I wrote this for the TCS Network, in regards to recent action taken by the Met Police. Feel free to message me and check more amazing content from the TCS network on their website.
What’s happened so far?
by Akwasi Appiah
On Wednesday, YouTube, on request from the Metropolitan Police, took down over half of the ‘violent’ drill songs on their platform. Songs by artists such as 67, 1011 and Hemz have been targeted. Met Commissioner Cressida Dick stated that “Drill music is associated with lyrics which are about glamorising serious violence: murder, stabbings,” and thus is the reasoning behind the call to remove the videos. Drill music, which originates in Chicago, has become increasingly more popular in the capital with many young people saying it is a reflection of modern society in urban areas of London.
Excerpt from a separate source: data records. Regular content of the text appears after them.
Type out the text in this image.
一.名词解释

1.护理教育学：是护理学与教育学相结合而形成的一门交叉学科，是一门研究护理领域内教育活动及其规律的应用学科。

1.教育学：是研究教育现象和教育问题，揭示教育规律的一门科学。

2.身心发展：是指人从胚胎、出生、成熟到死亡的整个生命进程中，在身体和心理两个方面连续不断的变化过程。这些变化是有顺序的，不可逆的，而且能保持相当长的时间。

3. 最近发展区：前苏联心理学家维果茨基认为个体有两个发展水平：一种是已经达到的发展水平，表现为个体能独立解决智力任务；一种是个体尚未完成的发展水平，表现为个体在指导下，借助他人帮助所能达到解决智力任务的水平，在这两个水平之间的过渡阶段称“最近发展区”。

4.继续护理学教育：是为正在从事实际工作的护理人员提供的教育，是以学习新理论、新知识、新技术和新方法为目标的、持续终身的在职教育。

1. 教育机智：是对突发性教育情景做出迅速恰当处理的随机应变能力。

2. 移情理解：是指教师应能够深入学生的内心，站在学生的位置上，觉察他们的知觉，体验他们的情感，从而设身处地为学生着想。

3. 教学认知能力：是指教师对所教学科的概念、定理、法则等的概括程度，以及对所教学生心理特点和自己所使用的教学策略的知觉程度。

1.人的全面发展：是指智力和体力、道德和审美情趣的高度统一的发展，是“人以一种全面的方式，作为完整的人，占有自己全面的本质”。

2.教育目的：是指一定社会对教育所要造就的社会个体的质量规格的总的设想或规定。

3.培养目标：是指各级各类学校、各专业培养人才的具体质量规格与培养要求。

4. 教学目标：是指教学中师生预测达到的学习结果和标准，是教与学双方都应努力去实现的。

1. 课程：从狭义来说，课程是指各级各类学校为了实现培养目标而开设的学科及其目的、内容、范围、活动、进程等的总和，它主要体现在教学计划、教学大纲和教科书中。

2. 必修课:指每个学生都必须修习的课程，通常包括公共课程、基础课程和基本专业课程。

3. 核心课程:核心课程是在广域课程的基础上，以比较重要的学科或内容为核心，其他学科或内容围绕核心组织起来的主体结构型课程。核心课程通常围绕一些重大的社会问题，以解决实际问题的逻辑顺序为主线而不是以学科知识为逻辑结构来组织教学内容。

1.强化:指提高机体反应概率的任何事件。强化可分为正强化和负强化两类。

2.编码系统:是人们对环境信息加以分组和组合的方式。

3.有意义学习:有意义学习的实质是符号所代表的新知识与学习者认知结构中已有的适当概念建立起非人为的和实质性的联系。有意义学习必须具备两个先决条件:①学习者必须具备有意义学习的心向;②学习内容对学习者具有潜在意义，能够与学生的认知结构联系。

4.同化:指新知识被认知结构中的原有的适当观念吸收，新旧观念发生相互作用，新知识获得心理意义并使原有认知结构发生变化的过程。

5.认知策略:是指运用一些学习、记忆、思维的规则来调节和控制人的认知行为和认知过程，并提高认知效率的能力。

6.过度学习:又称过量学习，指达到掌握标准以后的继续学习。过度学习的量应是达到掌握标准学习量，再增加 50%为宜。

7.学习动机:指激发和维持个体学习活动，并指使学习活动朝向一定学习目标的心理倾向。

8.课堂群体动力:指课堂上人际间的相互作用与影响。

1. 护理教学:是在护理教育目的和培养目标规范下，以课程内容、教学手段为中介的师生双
It is a style of trap music, defined by ‘its dark, grim, violent, nihilistic lyrical content and ominous trap-influenced beats‘.
67 are one the most notorious drill artists it is yet to be confirmed if their videos will be removed.
ItsPressPlay an Instagram Drill promotion channel had a meeting with YouTube last week and shared a statement via an Instagram post that was recently taken down.
They anticipate that the videos will be put back up and if they are, it proves that the action taken was a political agenda to deflect from the realities of the cuts affecting the police department. As of the 30th of May there have been 37 stabbings in the capital. Numbers not seen in many years. Yet still only on the 24th of May were further cuts announced to police dog units in the capital and home counties.
Questions must be asked by the public on whether this attack by the Metropolitan police on drill music is something that should be condoned. For years Heavy Metal has been listened to by swathes of young people. Yet its content has been heavily focused on the ‘dark side’ openly discuss drugs, drug overdoses and suicide. In addition, questions must be asked as to where the requests will stop. At the time of writing this article, Drake and Pusha T have been caught up in a ‘rap war.’ Pusha T directly attacked Drake’s producer Noah Shebib who suffers with Multiple Sclerosis.
OVO 40, hunched over like he 80, tick tick tick,
How much time he got he sick,sick,sick
Many, even those who are frequent hip-hop listeners, would argue that this direct attack on someone deteriorating health is ‘below the belt.’ But within hip hop culture and rap culture anything goes and it is part of the culture. Many would not condone Pusha T’s words and it is unlikely to spark a wave of hate against those with MS. The majority of people listen to music, as a form of entertainment, and it does not transfer or even correspond with their day-to-day lives or behaviour. Where will the accusations and blaming end?